Insect growth regulators (IGRs) can
cause abnormal growth and development
in insects, resulting in incomplete metamorphosis or even death of
the larvae. Ecdysone receptor (EcR) and chitinase in insects play
indispensable roles in the molting process. Ecdysone analogues and
chitinase inhibitors are considered as potential IGRs. In order to
find new and highly effective IGR candidates, based on the structure–activity
relationship and molecular docking results of the active compound 6i (3-(tert-butyl)-N-(4-(tert-butyl)phenyl)-1-phenyl-1H-pyrazole-5-carboxamide)

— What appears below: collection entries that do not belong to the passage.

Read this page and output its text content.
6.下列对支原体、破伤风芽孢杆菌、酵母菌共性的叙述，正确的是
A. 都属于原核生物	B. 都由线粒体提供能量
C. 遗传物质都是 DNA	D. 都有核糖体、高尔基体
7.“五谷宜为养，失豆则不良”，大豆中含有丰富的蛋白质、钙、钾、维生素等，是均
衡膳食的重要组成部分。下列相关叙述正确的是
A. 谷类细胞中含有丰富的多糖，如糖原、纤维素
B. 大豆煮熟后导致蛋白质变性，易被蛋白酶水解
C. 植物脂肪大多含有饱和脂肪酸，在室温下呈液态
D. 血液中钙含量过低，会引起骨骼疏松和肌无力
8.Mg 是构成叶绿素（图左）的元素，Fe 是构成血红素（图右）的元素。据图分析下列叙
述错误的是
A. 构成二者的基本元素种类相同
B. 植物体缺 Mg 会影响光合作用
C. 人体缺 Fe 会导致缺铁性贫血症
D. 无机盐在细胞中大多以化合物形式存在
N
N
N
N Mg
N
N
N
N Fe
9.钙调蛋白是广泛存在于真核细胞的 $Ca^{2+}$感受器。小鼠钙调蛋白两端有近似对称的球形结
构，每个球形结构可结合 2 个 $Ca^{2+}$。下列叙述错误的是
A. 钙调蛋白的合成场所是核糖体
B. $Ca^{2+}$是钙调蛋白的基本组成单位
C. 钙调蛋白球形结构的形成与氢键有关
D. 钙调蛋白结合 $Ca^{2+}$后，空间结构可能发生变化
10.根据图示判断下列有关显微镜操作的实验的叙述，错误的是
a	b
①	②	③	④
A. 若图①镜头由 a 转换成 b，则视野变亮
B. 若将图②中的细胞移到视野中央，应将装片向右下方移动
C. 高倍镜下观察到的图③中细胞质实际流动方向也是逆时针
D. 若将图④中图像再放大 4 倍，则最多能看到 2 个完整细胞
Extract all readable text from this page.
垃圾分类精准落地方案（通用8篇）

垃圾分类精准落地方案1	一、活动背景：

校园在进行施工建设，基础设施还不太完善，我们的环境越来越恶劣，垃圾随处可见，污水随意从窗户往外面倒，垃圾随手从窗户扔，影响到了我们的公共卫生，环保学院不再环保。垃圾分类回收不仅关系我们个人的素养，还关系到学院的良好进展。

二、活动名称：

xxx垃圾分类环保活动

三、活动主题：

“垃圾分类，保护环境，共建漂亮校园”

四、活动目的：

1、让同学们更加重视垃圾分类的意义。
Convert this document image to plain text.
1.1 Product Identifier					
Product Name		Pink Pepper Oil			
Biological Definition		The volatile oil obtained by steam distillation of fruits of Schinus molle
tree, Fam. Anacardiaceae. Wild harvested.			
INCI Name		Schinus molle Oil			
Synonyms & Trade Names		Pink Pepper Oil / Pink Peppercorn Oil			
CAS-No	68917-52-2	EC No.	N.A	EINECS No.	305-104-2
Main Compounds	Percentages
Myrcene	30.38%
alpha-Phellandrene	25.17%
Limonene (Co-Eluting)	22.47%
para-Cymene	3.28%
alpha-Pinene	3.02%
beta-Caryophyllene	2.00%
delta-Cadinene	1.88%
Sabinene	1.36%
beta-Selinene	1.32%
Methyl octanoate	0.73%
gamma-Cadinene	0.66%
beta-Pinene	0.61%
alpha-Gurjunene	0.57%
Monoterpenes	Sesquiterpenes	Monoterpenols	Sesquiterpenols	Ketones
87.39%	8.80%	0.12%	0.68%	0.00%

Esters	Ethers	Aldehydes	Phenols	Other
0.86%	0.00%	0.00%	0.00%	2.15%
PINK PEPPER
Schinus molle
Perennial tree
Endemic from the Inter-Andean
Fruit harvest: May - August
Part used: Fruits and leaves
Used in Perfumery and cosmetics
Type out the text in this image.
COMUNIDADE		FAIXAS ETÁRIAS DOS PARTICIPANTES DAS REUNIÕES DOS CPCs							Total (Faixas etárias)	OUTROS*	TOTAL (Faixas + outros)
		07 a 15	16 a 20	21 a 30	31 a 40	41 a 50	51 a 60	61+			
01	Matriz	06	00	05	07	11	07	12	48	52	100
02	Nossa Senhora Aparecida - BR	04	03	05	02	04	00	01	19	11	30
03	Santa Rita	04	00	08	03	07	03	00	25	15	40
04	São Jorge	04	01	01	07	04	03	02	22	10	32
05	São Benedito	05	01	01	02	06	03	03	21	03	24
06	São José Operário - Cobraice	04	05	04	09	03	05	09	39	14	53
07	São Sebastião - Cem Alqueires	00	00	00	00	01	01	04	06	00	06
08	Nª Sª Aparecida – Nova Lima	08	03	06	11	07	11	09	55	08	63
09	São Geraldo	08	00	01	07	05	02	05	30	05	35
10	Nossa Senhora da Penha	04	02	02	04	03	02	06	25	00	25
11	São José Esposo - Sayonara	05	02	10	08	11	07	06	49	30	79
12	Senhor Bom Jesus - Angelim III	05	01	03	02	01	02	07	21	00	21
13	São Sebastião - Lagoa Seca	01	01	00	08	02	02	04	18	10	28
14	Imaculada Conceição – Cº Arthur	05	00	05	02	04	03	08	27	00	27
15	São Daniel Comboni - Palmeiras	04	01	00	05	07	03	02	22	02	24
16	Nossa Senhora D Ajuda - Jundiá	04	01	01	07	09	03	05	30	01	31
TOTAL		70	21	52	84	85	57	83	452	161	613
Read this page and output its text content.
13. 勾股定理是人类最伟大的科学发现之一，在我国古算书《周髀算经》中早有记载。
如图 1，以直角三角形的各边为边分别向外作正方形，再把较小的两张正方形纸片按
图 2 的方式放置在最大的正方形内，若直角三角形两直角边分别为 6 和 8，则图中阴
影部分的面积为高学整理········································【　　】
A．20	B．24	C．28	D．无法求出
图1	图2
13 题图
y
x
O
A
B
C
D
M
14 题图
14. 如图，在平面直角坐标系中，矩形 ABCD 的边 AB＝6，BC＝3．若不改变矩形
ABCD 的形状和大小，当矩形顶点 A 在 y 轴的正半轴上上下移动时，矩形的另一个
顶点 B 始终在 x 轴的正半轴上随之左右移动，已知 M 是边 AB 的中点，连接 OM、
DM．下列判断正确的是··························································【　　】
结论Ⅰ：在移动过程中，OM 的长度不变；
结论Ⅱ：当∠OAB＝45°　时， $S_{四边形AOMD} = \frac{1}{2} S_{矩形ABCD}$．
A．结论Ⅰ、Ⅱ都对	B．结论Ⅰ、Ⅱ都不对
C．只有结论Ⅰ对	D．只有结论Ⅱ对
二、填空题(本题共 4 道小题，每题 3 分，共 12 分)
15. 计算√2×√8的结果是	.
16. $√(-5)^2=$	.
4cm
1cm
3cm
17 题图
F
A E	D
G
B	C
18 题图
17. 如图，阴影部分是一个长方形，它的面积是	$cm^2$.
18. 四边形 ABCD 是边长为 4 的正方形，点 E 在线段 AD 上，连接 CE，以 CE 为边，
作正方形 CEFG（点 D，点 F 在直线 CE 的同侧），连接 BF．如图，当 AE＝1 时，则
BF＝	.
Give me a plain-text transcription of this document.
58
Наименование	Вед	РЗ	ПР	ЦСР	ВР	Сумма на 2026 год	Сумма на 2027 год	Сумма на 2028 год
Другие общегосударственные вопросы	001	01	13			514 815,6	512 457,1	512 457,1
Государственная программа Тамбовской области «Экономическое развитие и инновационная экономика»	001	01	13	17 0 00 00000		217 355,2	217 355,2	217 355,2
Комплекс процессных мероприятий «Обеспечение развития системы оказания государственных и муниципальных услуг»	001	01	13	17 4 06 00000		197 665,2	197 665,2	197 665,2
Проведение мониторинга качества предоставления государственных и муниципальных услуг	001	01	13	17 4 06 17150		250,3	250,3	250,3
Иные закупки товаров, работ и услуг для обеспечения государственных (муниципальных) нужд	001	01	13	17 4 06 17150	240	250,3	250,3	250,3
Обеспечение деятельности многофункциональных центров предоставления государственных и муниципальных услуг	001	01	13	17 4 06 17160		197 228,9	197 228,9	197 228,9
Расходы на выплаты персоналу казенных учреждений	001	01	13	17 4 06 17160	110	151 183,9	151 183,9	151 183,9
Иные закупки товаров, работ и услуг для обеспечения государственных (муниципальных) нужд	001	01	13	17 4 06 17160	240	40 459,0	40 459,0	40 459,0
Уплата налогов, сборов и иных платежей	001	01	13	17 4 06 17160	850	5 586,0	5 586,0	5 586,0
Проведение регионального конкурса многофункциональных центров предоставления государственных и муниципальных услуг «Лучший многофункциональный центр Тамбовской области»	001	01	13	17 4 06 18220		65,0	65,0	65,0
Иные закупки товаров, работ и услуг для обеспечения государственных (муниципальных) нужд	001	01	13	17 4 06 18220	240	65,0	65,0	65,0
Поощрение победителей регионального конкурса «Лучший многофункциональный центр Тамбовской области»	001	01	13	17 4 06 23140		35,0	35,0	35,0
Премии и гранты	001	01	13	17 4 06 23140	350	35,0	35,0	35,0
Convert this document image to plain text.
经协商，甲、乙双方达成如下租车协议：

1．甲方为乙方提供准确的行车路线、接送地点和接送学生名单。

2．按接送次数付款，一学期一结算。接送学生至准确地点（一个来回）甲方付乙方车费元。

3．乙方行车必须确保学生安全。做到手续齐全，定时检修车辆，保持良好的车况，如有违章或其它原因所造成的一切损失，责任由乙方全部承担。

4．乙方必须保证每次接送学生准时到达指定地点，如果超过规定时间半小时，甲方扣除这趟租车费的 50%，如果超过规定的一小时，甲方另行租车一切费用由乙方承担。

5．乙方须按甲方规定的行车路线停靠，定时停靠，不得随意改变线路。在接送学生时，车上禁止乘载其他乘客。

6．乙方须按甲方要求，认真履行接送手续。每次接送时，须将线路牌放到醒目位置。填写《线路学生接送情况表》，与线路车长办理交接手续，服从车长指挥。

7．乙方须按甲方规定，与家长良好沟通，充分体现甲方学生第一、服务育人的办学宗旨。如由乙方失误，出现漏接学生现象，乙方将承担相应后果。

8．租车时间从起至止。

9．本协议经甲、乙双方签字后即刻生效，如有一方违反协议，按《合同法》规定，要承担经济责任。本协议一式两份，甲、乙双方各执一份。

discovered in our previous work, we changed the t-butyl group on the pyrazole ring into heptacycle to enhance the
hydrophobicity. Consequently, a series of novel heptacyclic pyrazolamide
derivatives were designed and synthesized. The bioassay results demonstrated
that some compounds showed obvious insecticidal activity. Especially, D-27 (N-(4-(tert-butyl)phenyl)-2-phenyl-2,4,5,6,7,8-hexahydrocyclohepta[c]pyrazole-5-carboxamide) showed good activities against Plutella xylostella (LC50, 51.50 mg·L–1) and Mythimna separata (100% mortality at 2.5 mg·L–1). Furthermore,
protein validation indicated that D-27 acts not only
on the EcR but also on chitinase Of ChtI. Molecular
docking and molecular dynamics simulation explained the vital factors
in the interaction between D-27 and receptors. D-27 may be a new lead candidate with a dual target in which Of ChtI shall be the main one. This work created a new starting
point for discovering a novel type of IGRs.